J’aime les paris et être à la pointe de la technologie. Quand j’étudiais à l’IUT de Tours, j’ai fait partie de la première promo à demander autant de stages en télévision parce qu’on savait que ça allait être important, et j’ai aussi innové en étant une femme dans un milieu alors extrêmement masculin. Plus tard au cours de ma carrière, j’ai été responsable d’un site internet et j’ai appris à utiliser WordPress, à gérer les réseaux sociaux… Je ne suis donc pas complètement partie de zéro, mais je me suis énormément améliorée par rapport à mes débuts.
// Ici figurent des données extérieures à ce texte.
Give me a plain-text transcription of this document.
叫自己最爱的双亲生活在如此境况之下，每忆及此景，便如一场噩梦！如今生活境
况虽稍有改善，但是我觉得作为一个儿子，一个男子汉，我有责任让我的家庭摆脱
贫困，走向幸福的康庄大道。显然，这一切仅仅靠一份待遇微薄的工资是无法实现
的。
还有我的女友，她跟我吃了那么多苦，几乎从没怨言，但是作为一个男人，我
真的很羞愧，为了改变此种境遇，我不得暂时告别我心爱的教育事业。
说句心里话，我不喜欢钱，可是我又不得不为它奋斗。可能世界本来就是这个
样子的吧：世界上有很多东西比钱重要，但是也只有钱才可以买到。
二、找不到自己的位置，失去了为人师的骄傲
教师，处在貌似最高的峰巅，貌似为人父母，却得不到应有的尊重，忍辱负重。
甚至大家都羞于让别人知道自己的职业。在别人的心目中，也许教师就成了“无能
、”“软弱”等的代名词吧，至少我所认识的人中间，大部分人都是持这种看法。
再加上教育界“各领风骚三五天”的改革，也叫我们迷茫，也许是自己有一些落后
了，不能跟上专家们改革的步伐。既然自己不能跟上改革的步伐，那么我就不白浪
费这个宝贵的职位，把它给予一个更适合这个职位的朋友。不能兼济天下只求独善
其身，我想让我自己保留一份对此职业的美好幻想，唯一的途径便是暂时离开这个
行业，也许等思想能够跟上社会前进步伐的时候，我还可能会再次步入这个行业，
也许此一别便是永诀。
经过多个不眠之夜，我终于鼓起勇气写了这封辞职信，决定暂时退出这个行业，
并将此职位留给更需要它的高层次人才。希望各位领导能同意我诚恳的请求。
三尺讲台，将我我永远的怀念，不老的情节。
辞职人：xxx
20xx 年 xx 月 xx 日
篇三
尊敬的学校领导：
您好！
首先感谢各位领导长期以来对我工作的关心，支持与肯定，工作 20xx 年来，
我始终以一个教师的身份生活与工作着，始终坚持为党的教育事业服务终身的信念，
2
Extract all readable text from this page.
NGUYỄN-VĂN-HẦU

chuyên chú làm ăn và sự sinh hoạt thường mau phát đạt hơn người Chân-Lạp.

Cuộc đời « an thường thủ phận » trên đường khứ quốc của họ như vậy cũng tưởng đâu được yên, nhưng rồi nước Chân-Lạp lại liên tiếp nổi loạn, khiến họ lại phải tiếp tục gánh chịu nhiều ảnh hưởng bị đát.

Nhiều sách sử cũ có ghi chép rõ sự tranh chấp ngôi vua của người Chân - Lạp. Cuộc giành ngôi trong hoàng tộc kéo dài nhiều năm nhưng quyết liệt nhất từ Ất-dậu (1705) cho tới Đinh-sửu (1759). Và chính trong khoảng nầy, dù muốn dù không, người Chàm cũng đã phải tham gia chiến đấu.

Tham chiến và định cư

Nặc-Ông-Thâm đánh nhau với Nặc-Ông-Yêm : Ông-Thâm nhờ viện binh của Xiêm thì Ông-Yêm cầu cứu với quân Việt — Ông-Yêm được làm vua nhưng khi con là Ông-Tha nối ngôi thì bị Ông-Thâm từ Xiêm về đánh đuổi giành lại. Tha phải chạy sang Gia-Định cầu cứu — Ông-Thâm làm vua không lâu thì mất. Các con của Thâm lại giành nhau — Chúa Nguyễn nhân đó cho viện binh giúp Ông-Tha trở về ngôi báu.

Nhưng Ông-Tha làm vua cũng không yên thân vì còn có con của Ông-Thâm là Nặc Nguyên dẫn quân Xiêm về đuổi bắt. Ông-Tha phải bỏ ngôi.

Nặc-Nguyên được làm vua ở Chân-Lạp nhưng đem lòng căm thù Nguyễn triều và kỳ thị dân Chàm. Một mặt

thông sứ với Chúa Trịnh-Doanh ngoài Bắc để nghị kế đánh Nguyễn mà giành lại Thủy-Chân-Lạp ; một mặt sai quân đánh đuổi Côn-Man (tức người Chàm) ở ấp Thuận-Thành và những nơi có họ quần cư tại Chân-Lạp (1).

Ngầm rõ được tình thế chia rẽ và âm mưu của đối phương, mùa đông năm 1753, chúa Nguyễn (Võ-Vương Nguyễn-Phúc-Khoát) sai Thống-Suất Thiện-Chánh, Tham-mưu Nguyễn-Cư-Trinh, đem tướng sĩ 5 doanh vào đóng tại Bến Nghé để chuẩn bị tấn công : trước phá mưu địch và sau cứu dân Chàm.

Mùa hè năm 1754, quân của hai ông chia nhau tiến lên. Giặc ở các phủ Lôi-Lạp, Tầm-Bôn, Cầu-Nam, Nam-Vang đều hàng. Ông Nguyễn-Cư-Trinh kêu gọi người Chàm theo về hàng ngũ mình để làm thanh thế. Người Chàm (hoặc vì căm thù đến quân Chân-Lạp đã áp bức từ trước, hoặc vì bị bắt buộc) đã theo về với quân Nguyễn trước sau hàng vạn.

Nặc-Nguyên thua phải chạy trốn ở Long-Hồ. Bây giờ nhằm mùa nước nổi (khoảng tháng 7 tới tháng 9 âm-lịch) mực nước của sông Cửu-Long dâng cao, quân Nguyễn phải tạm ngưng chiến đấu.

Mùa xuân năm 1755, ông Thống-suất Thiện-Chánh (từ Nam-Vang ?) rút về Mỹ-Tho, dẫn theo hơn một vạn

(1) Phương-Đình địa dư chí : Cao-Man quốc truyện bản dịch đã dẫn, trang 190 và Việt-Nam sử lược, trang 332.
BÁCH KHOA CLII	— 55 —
Justement, vous cassez aussi le cliché qui voudrait que les vieux ne sachent pas se servir des nouvelles technologies…
Ce cliché est une connerie : si vous, les jeunes, êtes familiers des technologies, c’est parce que nous, vos parents, vous avons mis des ordinateurs entre les mains. On n’a pas attendu d’avoir des enfants pour comprendre que l’informatique allait être quelque chose de très important. C ’est aussi de notre génération, je me souviens m’être acheté le tout premier Macintosh, il coûtait 20 000 Francs à l’époque… Mais notre vision de l’âge reste très rétrograde et cette étiquette de vieux complètement largués nous colle à la peau.
À qui vous adressez-vous sur votre chaîne ?
Ma cible était toute trouvée : ce sont les femmes de mon âge, qui sont les grandes oubliées de la société. Personne ne leur parle, alors j’ai voulu le faire. Je parle d’un sujet qui me passionne qui est le make-up, mais j’en profite aussi pour faire passer un message de réaffirmation de soi face à cette société qui nous malmène après un certain âge. Dans tous les bouquins que je lis sur YouTube on nous dit que les plus de 55 ans ne sont pas sur la Toile, mais c’est évidemment faux. 60 % de ma communauté a entre 50 et 65 ans. Pour peu que vous vous adressiez à eux, les seniors sont sur les réseaux sociaux.
Pourquoi est-il nécessaire d’avoir plus d’influenceuses beauté de 50 ans et plus ?
Parce qu’il n’y en a quasiment aucune. Quand je cherchais des influenceuses silver j’allais sur des chaînes américaines parce que le phénomène est plus répandu là-bas, mais en France dans ce secteur nous devons être trois. Les femmes de 50 ans et plus représentent une frange de la population énorme et plus les années passent, plus nous sommes nombreuses. Il faut absolument lutter contre le jeunisme de notre société, qui est complètement illusoire. On peut être à un moment de notre vie où tout est aligné, où on est jeune, belle et énergique, mais cela ne dure pas longtemps. Mais on n’est pas finies parce qu’on est ménopausée, on n’a pas à se laisser faire par cette société ingrate que l’on dérange après un certain âge, on est encore vivantes et entreprenantes. Ce message s’adresse aussi aux jeunes, pour que quand on ait 30 ans, on n’ait pas peur d’en avoir 60. Tant qu’on est vivante, on a 1000 choses à faire.
Des projets pour la suite ?
Progresser, tout en restant fidèle à moi-même. Mon objectif est de rassembler toutes les femmes qui peuvent se sentir isolées dans une communauté dans laquelle elles se sentiront fortes et courageuses. On est dans les injections, le botox, l’acide hyaluronique, mais personne ne nous dit : « C’est normal d’avoir des rides, des cheveux blancs et des kilos en trop, et vous êtes belle quand même. » On est toujours très intransigeantes avec nous-mêmes, et j’aimerais offrir une autre perspective et une autre manière d’occuper notre place dans le monde.